Below are my current instructions for the exam. Are there any questions?

Instructions

  1. I have written a “45 minute” exam. However, you have the full class period from 10:35am - 12pm.

  2. The exam is open book and open notes. You may use books other than the class textbook, you may anything on our course webpage, and you may use reference websites (like Wikipedia, Googling expected value of specific distribution, etc.).

  3. No cheating will be tolerated. This includes:

    • Using ChatGPT

    • Using question and answer threads typically seen on sites like StackExchange, WikiHow, Quora, Reddit, StackOverflow, Chegg, etc.

    • Asking other students in the room or looking at other students’ exam work.

  4. You must show work to receive full credit. If you have a correct answer, but no work, you may not receive full credit. “Work” can include:

    • Writing your internal narrative for why you made a certain calculation

    • Writing where you got a number from

    • Writing the formula for something you calculate

    • Writing the property that you used to get from one step to another

Statistician of the Week: Liz Hare

Image credit:

Liz Hare

Dr. Hare got her BA from Bryn Mawr College and her PhD in Genetics (1998) from The George Washington University. She works primarily in dog / animal genetics; although, as a quantitative geneticist her statistical and computational methodology is quite sophisticated.

Dr. Hare is active in the MiR (Minorities in R) Community which aims to support historically underrepresented R users around the world.

Topics covered

Her computational language of choice is R, and much of her work has focused on open science with an eye toward inclusion and equity. In many software programs, the user has the ability to include alt text: text descriptions that convey the content and meaning to blind and low-vision readers.

you really need to tell us what the data is saying and why you included it.

  1. What kind of graph or chart is it?
  2. What variables are on the axes?
  3. What are the ranges of the variables?
  4. What does the appearance tell you about the relationships between the variables?

Relevant work

Muddiest Points

1. Ghost problem with and without replacement

Coming soon.

2. Proof of variance formula

Here is the variance formula that we worked through on slide 9 of Chapter 12’s notes.

Lemma 6: “Computation formula” for variance

The variance of a r.v. \(X\), can be computed as \[\begin{align}\sigma_X^2 & =Var(X) \\ & = \mathbb{E}[X^2]-\mu_X^2 \\ & = \mathbb{E}[X^2] - (\mathbb{E}[X])^2\end{align}\]

I stepped through this quite quickly and made some implicit steps. So let’s revisit it with explicit steps!
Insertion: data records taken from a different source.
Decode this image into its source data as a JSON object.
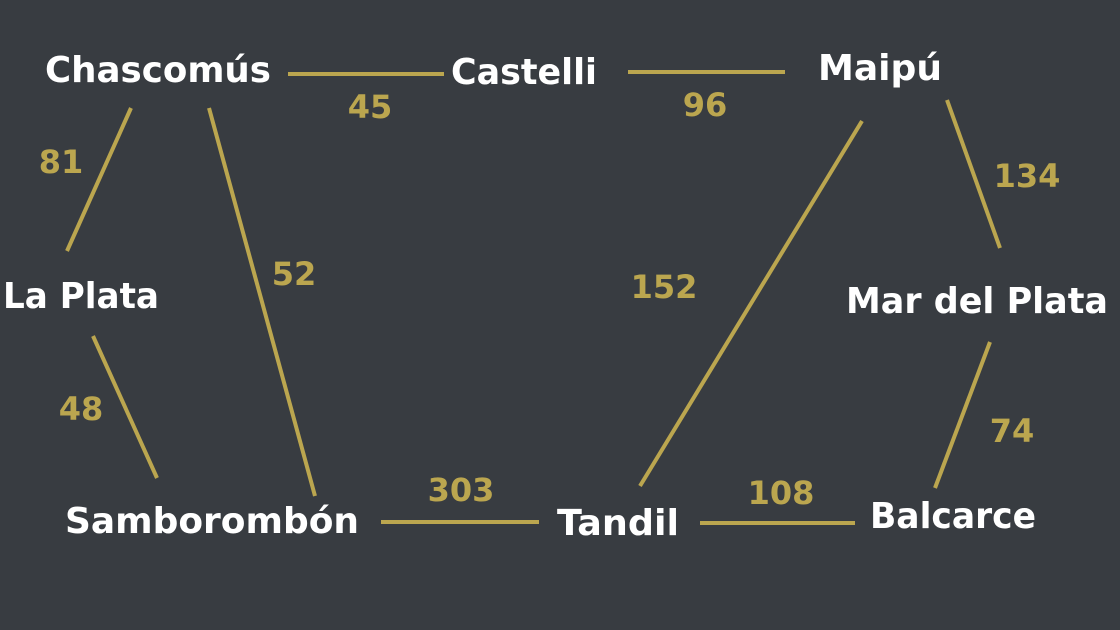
{
  "colors": {
    "background": "#383c41",
    "node_text": "#ffffff",
    "edge": "#bba64f",
    "weight_text": "#bba64f"
  },
  "nodes": [
    {
      "id": "chascomus",
      "label": "Chascomús"
    },
    {
      "id": "castelli",
      "label": "Castelli"
    },
    {
      "id": "maipu",
      "label": "Maipú"
    },
    {
      "id": "laplata",
      "label": "La Plata"
    },
    {
      "id": "mardelplata",
      "label": "Mar del Plata"
    },
    {
      "id": "samborombon",
      "label": "Samborombón"
    },
    {
      "id": "tandil",
      "label": "Tandil"
    },
    {
      "id": "balcarce",
      "label": "Balcarce"
    }
  ],
  "edges": [
    {
      "id": "chascomus-castelli",
      "from": "Chascomús",
      "to": "Castelli",
      "weight": "45"
    },
    {
      "id": "castelli-maipu",
      "from": "Castelli",
      "to": "Maipú",
      "weight": "96"
    },
    {
      "id": "chascomus-laplata",
      "from": "Chascomús",
      "to": "La Plata",
      "weight": "81"
    },
    {
      "id": "chascomus-samborombon",
      "from": "Chascomús",
      "to": "Samborombón",
      "weight": "52"
    },
    {
      "id": "maipu-mardelplata",
      "from": "Maipú",
      "to": "Mar del Plata",
      "weight": "134"
    },
    {
      "id": "maipu-tandil",
      "from": "Maipú",
      "to": "Tandil",
      "weight": "152"
    },
    {
      "id": "laplata-samborombon",
      "from": "La Plata",
      "to": "Samborombón",
      "weight": "48"
    },
    {
      "id": "samborombon-tandil",
      "from": "Samborombón",
      "to": "Tandil",
      "weight": "303"
    },
    {
      "id": "tandil-balcarce",
      "from": "Tandil",
      "to": "Balcarce",
      "weight": "108"
    },
    {
      "id": "mardelplata-balcarce",
      "from": "Mar del Plata",
      "to": "Balcarce",
      "weight": "74"
    }
  ]
}
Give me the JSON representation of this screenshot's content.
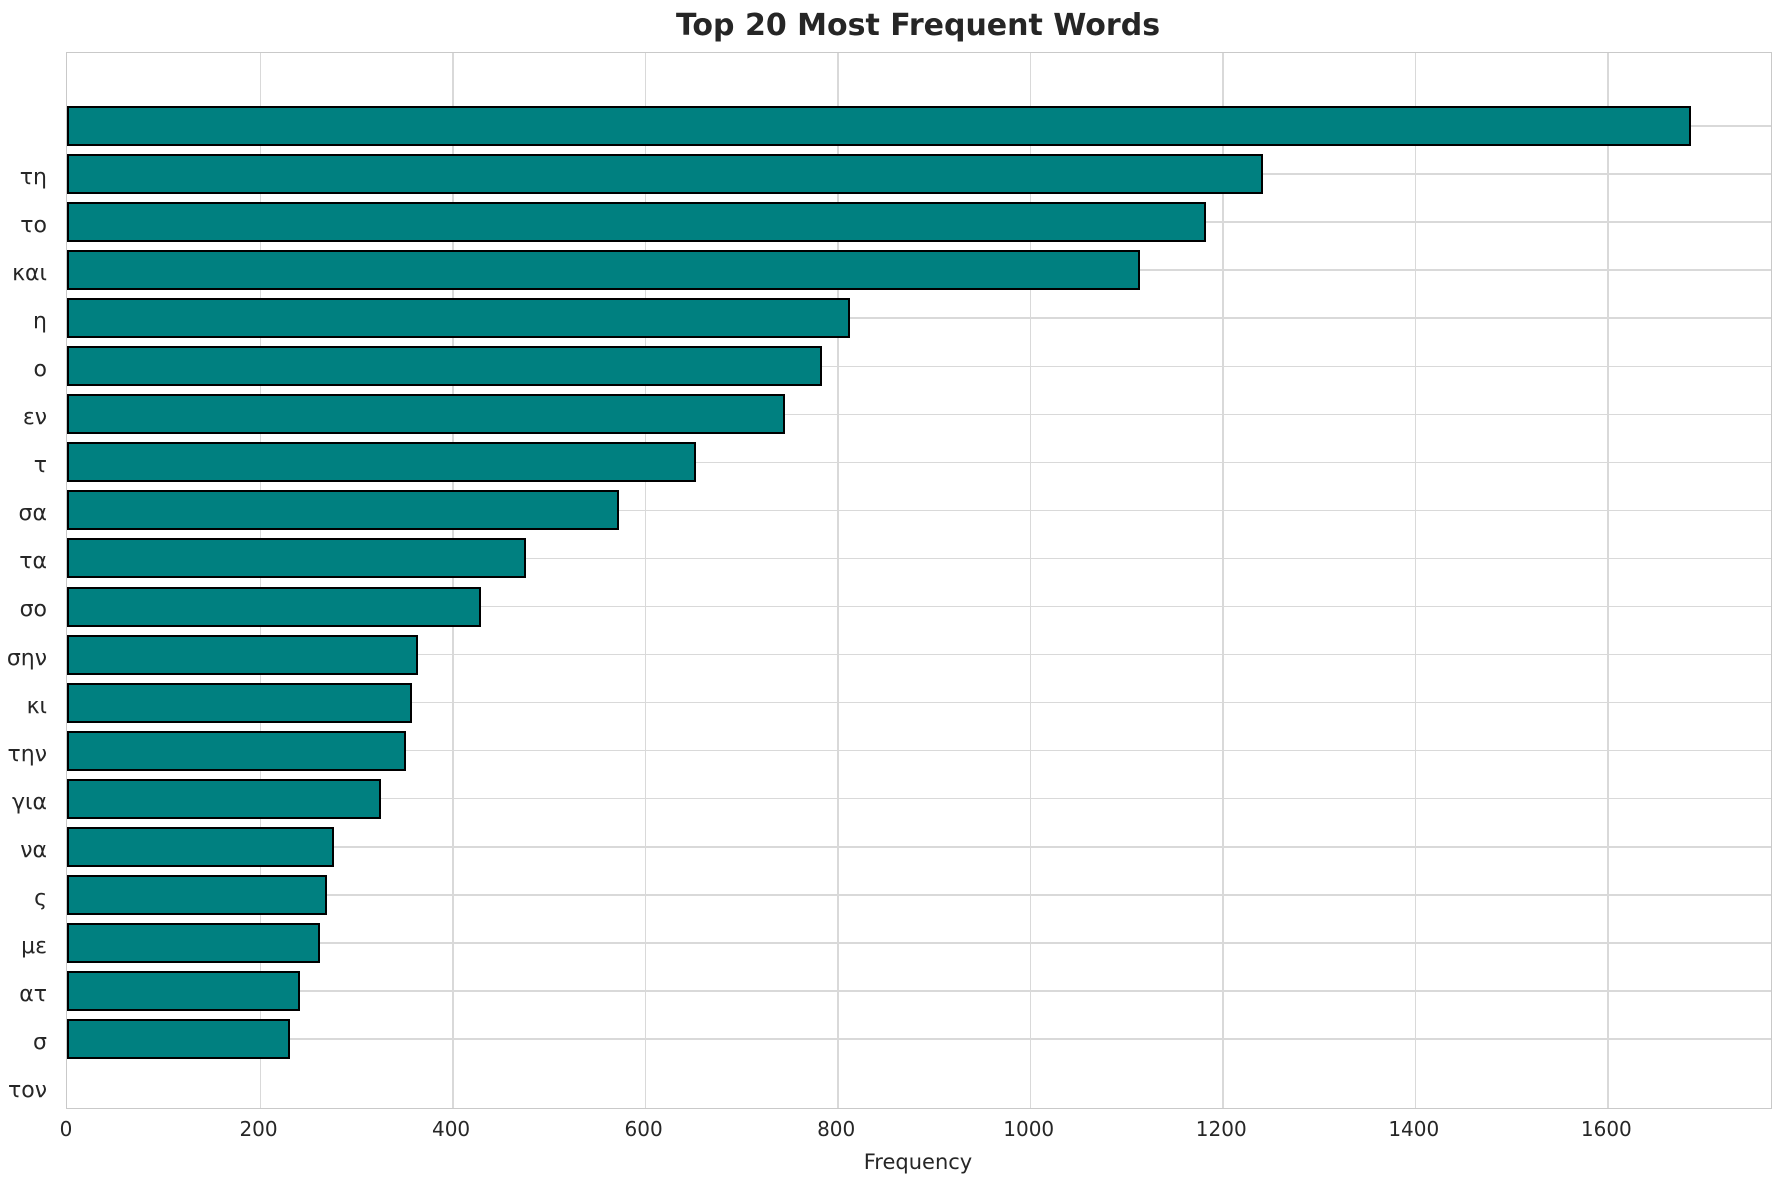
{
  "title": "Top 20 Most Frequent Words",
  "colors": {
    "bar_fill": "#008080",
    "bar_edge": "#000000",
    "grid": "#d9d9d9",
    "spine": "#c9c9c9",
    "text": "#262626",
    "background": "#ffffff"
  },
  "chart_data": {
    "type": "bar",
    "orientation": "horizontal",
    "title": "Top 20 Most Frequent Words",
    "xlabel": "Frequency",
    "ylabel": "",
    "categories": [
      "τη",
      "το",
      "και",
      "η",
      "ο",
      "εν",
      "τ",
      "σα",
      "τα",
      "σο",
      "σην",
      "κι",
      "την",
      "για",
      "να",
      "ς",
      "με",
      "ατ",
      "σ",
      "τον"
    ],
    "values": [
      1687,
      1242,
      1183,
      1115,
      813,
      784,
      746,
      653,
      573,
      477,
      430,
      365,
      358,
      352,
      326,
      277,
      270,
      263,
      242,
      232
    ],
    "xlim": [
      0,
      1770
    ],
    "xticks": [
      0,
      200,
      400,
      600,
      800,
      1000,
      1200,
      1400,
      1600
    ],
    "grid": true,
    "grid_axes": "both",
    "legend": false
  }
}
3. What progression are we following in the course??

Someone asked if this is our progression: RV is function \(\to\) Expected value is function to describe mean of RV \(\to\) Use functions within expected value to set up variance

Basically, yes! The random variable is a function of a random process. The RV inherits that randomness.
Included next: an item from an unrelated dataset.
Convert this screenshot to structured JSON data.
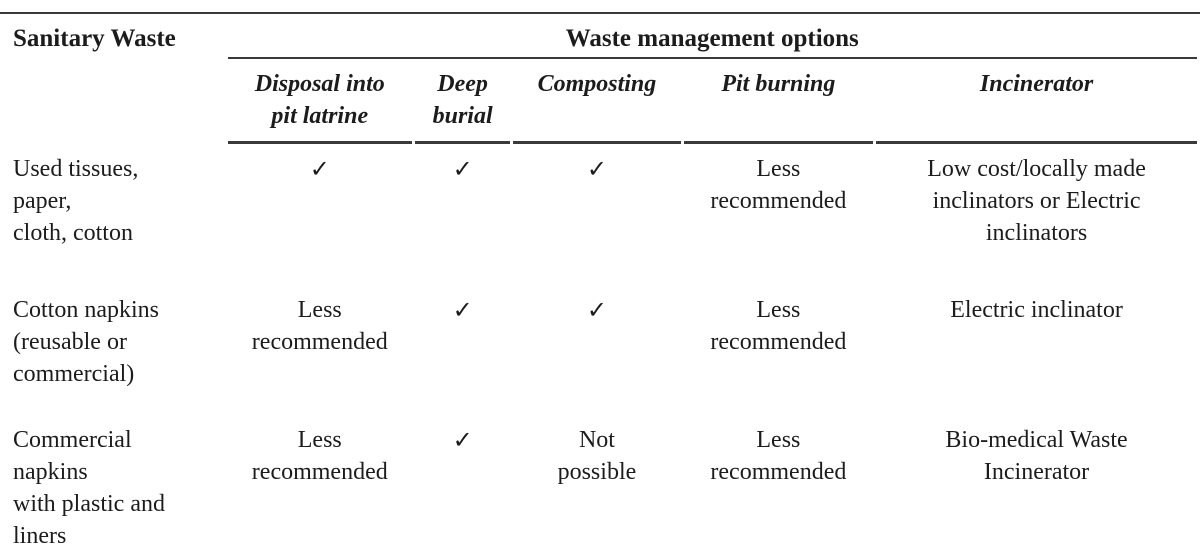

From there, we’ve been working towards calculating the probability of a realized value ($x$) of the RV. The probability can be different for different realized values (as it links back to the random process).
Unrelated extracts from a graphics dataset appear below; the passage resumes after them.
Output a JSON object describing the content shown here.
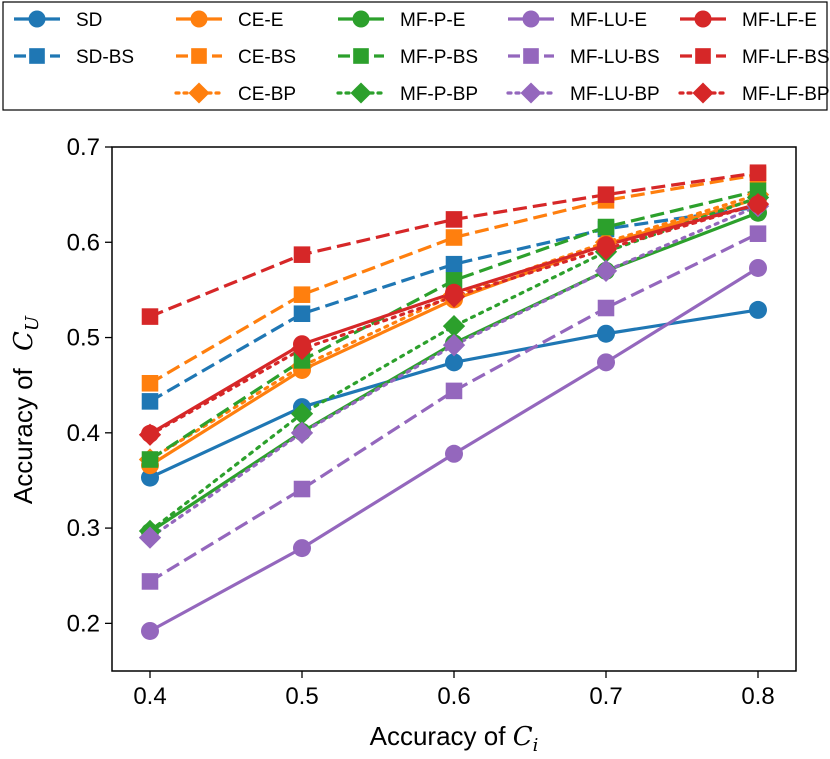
{
  "chart_data": {
    "type": "line",
    "title": "",
    "xlabel": "Accuracy of C_i",
    "xlabel_parts": {
      "text": "Accuracy of ",
      "symbol": "C",
      "subscript": "i"
    },
    "ylabel": "Accuracy of C_U",
    "ylabel_parts": {
      "text": "Accuracy of ",
      "symbol": "C",
      "subscript": "U"
    },
    "x": [
      0.4,
      0.5,
      0.6,
      0.7,
      0.8
    ],
    "x_tick_labels": [
      "0.4",
      "0.5",
      "0.6",
      "0.7",
      "0.8"
    ],
    "y_ticks": [
      0.2,
      0.3,
      0.4,
      0.5,
      0.6,
      0.7
    ],
    "y_tick_labels": [
      "0.2",
      "0.3",
      "0.4",
      "0.5",
      "0.6",
      "0.7"
    ],
    "xlim": [
      0.375,
      0.825
    ],
    "ylim": [
      0.15,
      0.7
    ],
    "grid": false,
    "legend_position": "top (above plot), 5 columns",
    "series": [
      {
        "name": "SD",
        "color": "#1f77b4",
        "linestyle": "solid",
        "marker": "circle",
        "values": [
          0.353,
          0.427,
          0.474,
          0.504,
          0.529
        ]
      },
      {
        "name": "SD-BS",
        "color": "#1f77b4",
        "linestyle": "dashed",
        "marker": "square",
        "values": [
          0.433,
          0.525,
          0.577,
          0.614,
          0.637
        ]
      },
      {
        "name": "CE-E",
        "color": "#ff7f0e",
        "linestyle": "solid",
        "marker": "circle",
        "values": [
          0.366,
          0.466,
          0.54,
          0.598,
          0.646
        ]
      },
      {
        "name": "CE-BS",
        "color": "#ff7f0e",
        "linestyle": "dashed",
        "marker": "square",
        "values": [
          0.452,
          0.545,
          0.605,
          0.644,
          0.671
        ]
      },
      {
        "name": "CE-BP",
        "color": "#ff7f0e",
        "linestyle": "dotted",
        "marker": "diamond",
        "values": [
          0.372,
          0.47,
          0.545,
          0.6,
          0.65
        ]
      },
      {
        "name": "MF-P-E",
        "color": "#2ca02c",
        "linestyle": "solid",
        "marker": "circle",
        "values": [
          0.296,
          0.401,
          0.494,
          0.57,
          0.631
        ]
      },
      {
        "name": "MF-P-BS",
        "color": "#2ca02c",
        "linestyle": "dashed",
        "marker": "square",
        "values": [
          0.372,
          0.476,
          0.56,
          0.616,
          0.654
        ]
      },
      {
        "name": "MF-P-BP",
        "color": "#2ca02c",
        "linestyle": "dotted",
        "marker": "diamond",
        "values": [
          0.297,
          0.42,
          0.512,
          0.59,
          0.647
        ]
      },
      {
        "name": "MF-LU-E",
        "color": "#9467bd",
        "linestyle": "solid",
        "marker": "circle",
        "values": [
          0.192,
          0.279,
          0.378,
          0.474,
          0.573
        ]
      },
      {
        "name": "MF-LU-BS",
        "color": "#9467bd",
        "linestyle": "dashed",
        "marker": "square",
        "values": [
          0.244,
          0.341,
          0.444,
          0.531,
          0.609
        ]
      },
      {
        "name": "MF-LU-BP",
        "color": "#9467bd",
        "linestyle": "dotted",
        "marker": "diamond",
        "values": [
          0.29,
          0.4,
          0.492,
          0.57,
          0.638
        ]
      },
      {
        "name": "MF-LF-E",
        "color": "#d62728",
        "linestyle": "solid",
        "marker": "circle",
        "values": [
          0.399,
          0.493,
          0.547,
          0.597,
          0.64
        ]
      },
      {
        "name": "MF-LF-BS",
        "color": "#d62728",
        "linestyle": "dashed",
        "marker": "square",
        "values": [
          0.522,
          0.587,
          0.624,
          0.65,
          0.673
        ]
      },
      {
        "name": "MF-LF-BP",
        "color": "#d62728",
        "linestyle": "dotted",
        "marker": "diamond",
        "values": [
          0.398,
          0.488,
          0.543,
          0.593,
          0.64
        ]
      }
    ]
  }
}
We also want to construct ways to describe our random variables. We may want to figure out what to expect from our random variable (which translates to the mean value of the RV). Since our RV is rooted in a random process, we may want to get an idea of how spread out our realized values are. We use our expected value (mean) as an anchor in our spread. Variance is one way to measure this spread.